Broni, un comune di circa 9.000 abitanti della provincia di Pavia, in Lombardia, ai piedi delle colline dell’Oltrepò Pavese, è sede dell’area industriale dismessa della Fibronit, azienda produttrice di elementi per l’edilizia in amianto.
Il sito confina a Nord con la ferrovia, oltre cui si trovano aree agricole e capannoni industriali; a Sud con la via Circonvallazione, oltre la quale si trovano abitazioni residenziali; a Est con lo stabilimento Italcementi; a Ovest con aree agricole.
Il sito risulta completamente recintato ed è accessibile da via Circonvallazione tramite cancello carraio.

Il territorio occupato dalla ex Fibronit è di 140.000 mq, di cui 80.000 costituito da piazzali ed il resto da capannoni, palazzine e uffici, in cui si trovano residui di lavorazione e rifiuti pericolosi.

Per le caratteristiche del sito, la quantità e la pericolosità degli inquinanti presenti, l’impatto sull’ambiente e la salute, l’area dal 2002 è stata classificata come un SIN, Sito di Interesse Nazionale, dunque un’area per la quale l’intervento di bonifica è considerato prioritario, in base alla legge 9 dicembre 1988 n. 426.

Il sito è suddiviso nelle tre aree ex Fibronit, ex Ecored, ex Fibroservice. La ex Fibronit ha un’estensione di 100.000 mq. La superificie coperta è pari al 35%, mentre la restante parte è adibita a piazzale, quasi completamente pavimentato (cls/asfalto).

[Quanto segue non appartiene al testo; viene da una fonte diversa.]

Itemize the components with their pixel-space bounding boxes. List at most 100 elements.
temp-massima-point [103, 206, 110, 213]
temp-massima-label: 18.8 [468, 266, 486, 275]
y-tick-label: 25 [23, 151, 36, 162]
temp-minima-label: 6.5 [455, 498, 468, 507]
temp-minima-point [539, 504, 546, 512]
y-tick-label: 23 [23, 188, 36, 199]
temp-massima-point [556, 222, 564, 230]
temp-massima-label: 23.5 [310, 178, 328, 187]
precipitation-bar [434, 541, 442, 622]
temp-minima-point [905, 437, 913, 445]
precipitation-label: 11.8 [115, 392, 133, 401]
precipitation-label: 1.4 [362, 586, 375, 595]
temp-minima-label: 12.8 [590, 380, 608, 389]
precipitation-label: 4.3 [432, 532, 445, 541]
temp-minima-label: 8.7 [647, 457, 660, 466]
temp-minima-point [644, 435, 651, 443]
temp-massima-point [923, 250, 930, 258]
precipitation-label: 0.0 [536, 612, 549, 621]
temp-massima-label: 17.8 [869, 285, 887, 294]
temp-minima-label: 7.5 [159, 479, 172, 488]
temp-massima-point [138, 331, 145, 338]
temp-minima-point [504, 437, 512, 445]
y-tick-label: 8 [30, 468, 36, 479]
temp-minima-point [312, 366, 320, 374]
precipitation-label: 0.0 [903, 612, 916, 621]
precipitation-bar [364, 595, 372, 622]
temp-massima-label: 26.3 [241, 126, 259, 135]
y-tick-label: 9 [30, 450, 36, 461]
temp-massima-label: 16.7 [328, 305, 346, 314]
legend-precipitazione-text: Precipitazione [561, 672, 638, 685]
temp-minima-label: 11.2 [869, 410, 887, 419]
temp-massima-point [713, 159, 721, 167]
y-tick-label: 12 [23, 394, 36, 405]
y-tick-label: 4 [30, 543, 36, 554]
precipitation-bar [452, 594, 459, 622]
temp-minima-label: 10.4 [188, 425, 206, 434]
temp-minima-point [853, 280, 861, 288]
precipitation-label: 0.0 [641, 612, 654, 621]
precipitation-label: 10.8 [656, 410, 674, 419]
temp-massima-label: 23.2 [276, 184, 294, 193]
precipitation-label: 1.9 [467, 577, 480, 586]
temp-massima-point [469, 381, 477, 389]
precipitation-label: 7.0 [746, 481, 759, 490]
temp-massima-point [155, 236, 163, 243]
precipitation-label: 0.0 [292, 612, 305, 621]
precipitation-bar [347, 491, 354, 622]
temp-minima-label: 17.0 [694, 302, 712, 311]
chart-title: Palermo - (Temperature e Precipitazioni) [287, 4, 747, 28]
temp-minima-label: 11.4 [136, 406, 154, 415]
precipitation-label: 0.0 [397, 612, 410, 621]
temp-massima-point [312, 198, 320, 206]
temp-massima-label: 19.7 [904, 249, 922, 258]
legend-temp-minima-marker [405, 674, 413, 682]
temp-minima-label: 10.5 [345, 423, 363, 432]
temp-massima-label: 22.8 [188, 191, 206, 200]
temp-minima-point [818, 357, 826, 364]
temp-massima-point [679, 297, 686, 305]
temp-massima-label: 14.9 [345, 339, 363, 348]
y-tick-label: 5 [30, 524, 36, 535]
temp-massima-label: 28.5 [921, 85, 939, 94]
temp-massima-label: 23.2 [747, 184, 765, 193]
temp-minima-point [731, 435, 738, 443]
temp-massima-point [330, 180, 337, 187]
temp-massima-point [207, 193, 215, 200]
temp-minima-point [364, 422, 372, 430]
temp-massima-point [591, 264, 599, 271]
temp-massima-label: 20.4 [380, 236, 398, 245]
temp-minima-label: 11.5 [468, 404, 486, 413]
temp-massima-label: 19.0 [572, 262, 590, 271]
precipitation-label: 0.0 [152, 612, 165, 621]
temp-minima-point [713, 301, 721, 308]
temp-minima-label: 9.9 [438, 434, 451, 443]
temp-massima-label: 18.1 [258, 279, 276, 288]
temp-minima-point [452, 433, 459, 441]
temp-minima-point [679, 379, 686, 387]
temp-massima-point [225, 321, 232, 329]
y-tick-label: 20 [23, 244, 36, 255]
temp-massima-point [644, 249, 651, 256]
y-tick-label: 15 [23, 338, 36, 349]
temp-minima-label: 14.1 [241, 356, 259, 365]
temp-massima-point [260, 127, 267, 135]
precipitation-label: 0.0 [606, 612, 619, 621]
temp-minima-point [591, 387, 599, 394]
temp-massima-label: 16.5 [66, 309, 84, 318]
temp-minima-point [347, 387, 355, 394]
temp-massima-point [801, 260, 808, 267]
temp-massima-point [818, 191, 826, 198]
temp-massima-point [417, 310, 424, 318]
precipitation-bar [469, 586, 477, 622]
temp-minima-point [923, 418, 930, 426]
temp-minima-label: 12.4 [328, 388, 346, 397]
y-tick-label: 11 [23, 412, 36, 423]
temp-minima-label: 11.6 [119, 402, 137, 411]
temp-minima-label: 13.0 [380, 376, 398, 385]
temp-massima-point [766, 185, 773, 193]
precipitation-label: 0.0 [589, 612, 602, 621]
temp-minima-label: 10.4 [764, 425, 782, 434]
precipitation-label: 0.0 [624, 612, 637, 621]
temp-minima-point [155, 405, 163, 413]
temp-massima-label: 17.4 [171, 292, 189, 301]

L’ex Ecored ha una superficie di circa 30.000 mq, di cui 22.000 mq costituiti dal corpo di fabbrica principale (condivisa con la ex Fibronit) e 8.000 mq circa da settori scoperti. La Fibroservice occupa invece una parte residuale di circa 10.000 mq adiacente al viale di accesso al sito, che include un edificio costituito da un unico piano, sede di uffici, ed una zona di rimessaggio/deposito di materiali, in parte all’aperto ed in parte coperta da tettoia.